KYIV – The world’s center of gravity is heading eastward so fast that we Europeans can almost feel the ground moving beneath our feet. Because almost all major actors on the international stage are redefining their roles in response to this tectonic shift, Europe must do the same. So it is right that the EU Council of Ministers is meeting to grapple with this challenge.
For decades, however, Europeans have been more concerned with unification and constitutional arrangements than with traditional diplomacy. Europe’s historic rivalries have, of course, been civilized into a political model that European diplomats often see as applicable across the international arena.
To be sure, consensus, compromise, and a pooling of sovereignty are the only ways to resolve many of the great issues – climate change, nuclear proliferation – that bedevil our world.

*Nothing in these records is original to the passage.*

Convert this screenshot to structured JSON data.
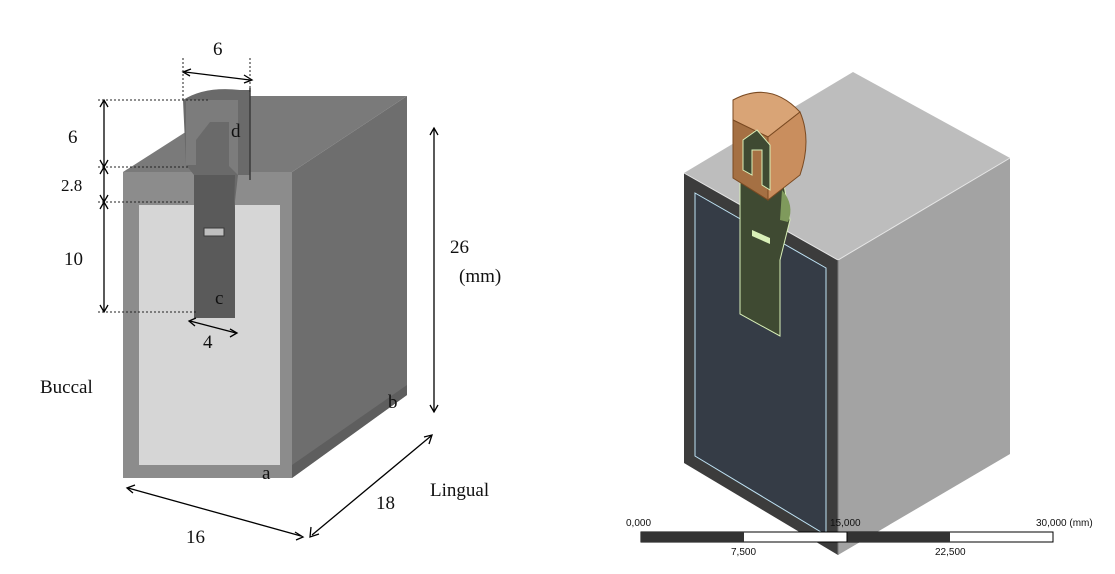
{
  "left_figure": {
    "dim_top_width": "6",
    "dim_post_height": "6",
    "dim_gap_height": "2.8",
    "dim_root_height": "10",
    "dim_root_width": "4",
    "dim_total_height": "26",
    "dim_unit": "(mm)",
    "dim_depth": "18",
    "dim_front_width": "16",
    "point_a": "a",
    "point_b": "b",
    "point_c": "c",
    "point_d": "d",
    "label_buccal": "Buccal",
    "label_lingual": "Lingual"
  },
  "right_figure": {
    "scale_bar": {
      "tick_0": "0,000",
      "tick_mid": "15,000",
      "tick_max": "30,000 (mm)",
      "tick_q1": "7,500",
      "tick_q3": "22,500"
    }
  },
  "colors": {
    "left_block_side": "#6e6e6e",
    "left_block_top": "#7a7a7a",
    "left_block_front_frame": "#8c8c8c",
    "left_block_front_inner": "#d6d6d6",
    "right_block_top": "#bdbdbd",
    "right_block_side": "#a3a3a3",
    "right_block_front": "#353c46",
    "right_crown": "#c98e5e",
    "right_post": "#3f4a32",
    "right_outline": "#d9f0b8"
  }
}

But on the great issues of war, peace, and the balance of power, Europe seems trapped between an insufficiently cohesive foreign policy and uncertainty among individual countries about how to define and secure their national interests.
By contrast, the world’s rising powers – Brazil, China, India, and Russia – insist not only on the primacy of their national interests, but, as the failed climate negotiations in Copenhagen last December demonstrated, on sovereign freedom of action as well. To them, geopolitics is not anathema; it is the basis of all their external actions. Defending the national interest still rallies their publics; the exercise of power remains at the heart of their diplomatic calculations.